Delivering superior performance in this environment requires solutions capable of navigating these complex trade-offs to inform decision-making. The stakes are high. Not only are these decisions safety and service critical, but modern regulatory frameworks are increasingly outputs-based, with revenue shares subject to delivery of industry-wide KPIs. Reactive approaches will not suffice.

If we look at the characteristics of the trade-offs above, they also all have several features in common: 

  • They are all complex, frequently repeated decisions

  • They are all influenced by a range of confounding (exogenous and endogenous) factors. 

  • They all relate to core business functions. 

  • The environment in which they are being made is constantly changing.

It is under these conditions that AI solutions excel.

Converting constraints into competitive advantage

Some organisations simplify decision-making in these environments through business rules. However, these approaches don’t work in settings where a) fundamentals are changing (see: the evolution of electricity networks) and b) the number of relevant features or choices far exceeds our capacity as human decision-makers. 

This is the core value proposition for AI solutions. They are able to consider the range of (often confounding) factors influencing your business outcomes. They learn from past decisions, and critically for regulated infrastructure, are able to directly account for your constraints. Designed well, they empower your decision-makers to take better actions. 

At Faculty, we specialise in Decision Intelligence, that is, custom-built AI solutions that we design to integrate seamlessly into decision-making processes. Our “Decision Loop” methodology for designing solutions effectively for decision-makers was recently explored by my colleagues John Gibson and Rosalind Berka. Critically in regulated infrastructure settings, we build solutions transparently, exhibited through our ongoing work with Northern Powergrid, SGN and Utonomy under the Ofgem Strategic Innovation Fund, which promotes methodological transparency and open data. 

So how do we go about implementing these solutions? Recently I spoke at a UKRI-hosted event “Applying Machine Learning and AI in the Future Energy System”, where I shared some lessons from our experience supporting regulated infrastructure companies to adopt AI, and how you can mitigate some of the typical pitfalls. In short:

  1. Don’t start with the tech: Identify a problem statement that resonates first, and design the tech to address it. It won’t work the other way around. 

  2. Seek to augment first, not replace: Keeping human decision-makers in the loop in the first instance maximises their expertise and showcases value early.

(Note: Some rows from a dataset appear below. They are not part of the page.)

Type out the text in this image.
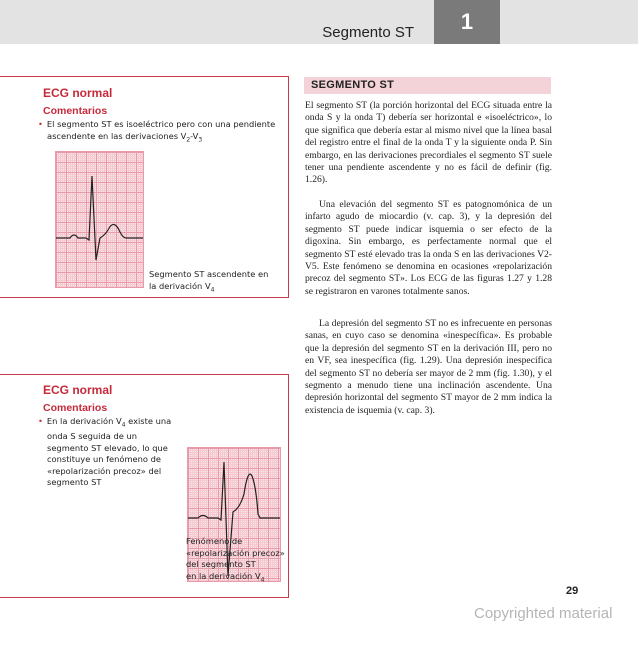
Segmento ST	1
ECG normal
Comentarios
• El segmento ST es isoeléctrico pero con una pendiente
ascendente en las derivaciones $V_2-V_3$
Segmento ST ascendente en
la derivación $V_4$
ECG normal
Comentarios
• En la derivación $V_4$ existe una
onda S seguida de un
segmento ST elevado, lo que
constituye un fenómeno de
«repolarización precoz» del
segmento ST
Fenómeno de
«repolarización precoz»
del segmento ST
en la derivación $V_4$
SEGMENTO ST
El segmento ST (la porción horizontal del ECG situada entre la onda S y la onda T) debería ser horizontal e «isoeléctrico», lo que significa que debería estar al mismo nivel que la línea basal del registro entre el final de la onda T y la siguiente onda P. Sin embargo, en las derivaciones precordiales el segmento ST suele tener una pendiente ascendente y no es fácil de definir (fig. 1.26).
Una elevación del segmento ST es patognomónica de un infarto agudo de miocardio (v. cap. 3), y la depresión del segmento ST puede indicar isquemia o ser efecto de la digoxina. Sin embargo, es perfectamente normal que el segmento ST esté elevado tras la onda S en las derivaciones V2-V5. Este fenómeno se denomina en ocasiones «repolarización precoz del segmento ST». Los ECG de las figuras 1.27 y 1.28 se registraron en varones totalmente sanos.
La depresión del segmento ST no es infrecuente en personas sanas, en cuyo caso se denomina «inespecífica». Es probable que la depresión del segmento ST en la derivación III, pero no en VF, sea inespecífica (fig. 1.29). Una depresión inespecífica del segmento ST no debería ser mayor de 2 mm (fig. 1.30), y el segmento a menudo tiene una inclinación ascendente. Una depresión horizontal del segmento ST mayor de 2 mm indica la existencia de isquemia (v. cap. 3).
29
Copyrighted material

  3. Ensure you have the right governance: To maximise chances of success you need to mix operational users with business ownership and technical expertise.

  4. Be realistic: Build towards successful deployment in stages, and consider both technical and operational challenges in advance. 

  5. But don’t wait for data perfection: As an infrastructure company you’ll have a lot of data, which will never be in a perfect state. Don’t let this stop you from getting started.

In summary

Regulated infrastructure provides the conditions under which AI can deliver comparative advantage. On operational timescales, you broadly have to make the most of the network and resources you have, which is where better decision-making becomes your differentiator.

To sum up:

  • In regulated infrastructure, the onus is on companies to determine the right resource allocation to drive business performance, subject to constraints. It’s optimisation by design.

  • AI solutions are your competitive advantage in this environment, enabling you to navigate challenging operational and strategic trade-offs.

  • In adopting these solutions, start by developing a robust problem statement(s) that resonates with day-to-day users. Your data will never be perfect; start and learn as you develop. 

  • There’s significant ROI to target given the scale and criticality of your core infrastructure.